Guerre en Ukraine : Mykhaïlo Drapaty, nouveau commandant en chef de l’armée.
Après une crise politique provoquée par le limogeage inattendu du jeune et populaire ministre de la Défense, le président ukrainien, Volodymyr Zelensky, a désigné le général Mykhaïlo Drapaty comme nouveau commandant en chef de l’armée.
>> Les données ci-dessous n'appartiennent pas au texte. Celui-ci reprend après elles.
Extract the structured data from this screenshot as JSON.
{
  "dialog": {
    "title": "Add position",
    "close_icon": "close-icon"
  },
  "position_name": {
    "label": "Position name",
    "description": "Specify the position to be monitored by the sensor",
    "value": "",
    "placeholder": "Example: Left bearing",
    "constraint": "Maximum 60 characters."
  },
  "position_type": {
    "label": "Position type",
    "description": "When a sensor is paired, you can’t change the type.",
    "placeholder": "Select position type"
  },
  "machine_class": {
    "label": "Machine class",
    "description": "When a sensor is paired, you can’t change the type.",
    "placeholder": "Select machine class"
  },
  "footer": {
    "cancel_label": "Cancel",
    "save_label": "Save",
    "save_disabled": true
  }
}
Mykhaïlo Drapaty, âgé de 43 ans, succède ainsi à Oleksandre Syrsky, 60 ans, un stratège militaire chevronné qui a néanmoins été critiqué pour ses « pratiques soviétiques » et accusé de ne pas suffisamment prendre en compte les pertes humaines. Mais qui est réellement Drapaty ?
Ses débuts militaires remontent à la guerre dans le Donbass. Officier de carrière formé exclusivement au sein du système post-soviétique en Ukraine, il a commencé sa carrière comme lieutenant avant de gravir rapidement les échelons après le début, en 2014, du conflit contre des séparatistes soutenus par Moscou dans cette région.
En mai 2014, il commandait un véhicule de combat d’infanterie qui, dans une vidéo devenue emblématique, a franchi une barricade de fortune érigée par des forces prorusses dans la ville de Marioupol. Lors des combats, il est crédité de la reprise de plusieurs localités et d’avoir sauvé son unité d’un encerclement.
Mykhaïlo Drapaty est perçu comme un candidat consensuel et apprécié. Il jouit d’une bonne réputation au sein de l’armée, et les manifestants qui réclamaient le départ de son prédécesseur ont souvent scandé son nom. Sa nomination a été saluée par de nombreux acteurs, tant à l’intérieur qu’à l’extérieur de l’armée. Bien qu’il soit très connu, il a su rester discret et a rarement accordé d’interviews.
La situation est toutefois différente en Russie, où le porte-parole du Kremlin, Dmitri Peskov, a estimé que cela ne pourrait pas « aboutir à des changements quelconques » sur la ligne de front, ajoutant que Moscou poursuivait son offensive.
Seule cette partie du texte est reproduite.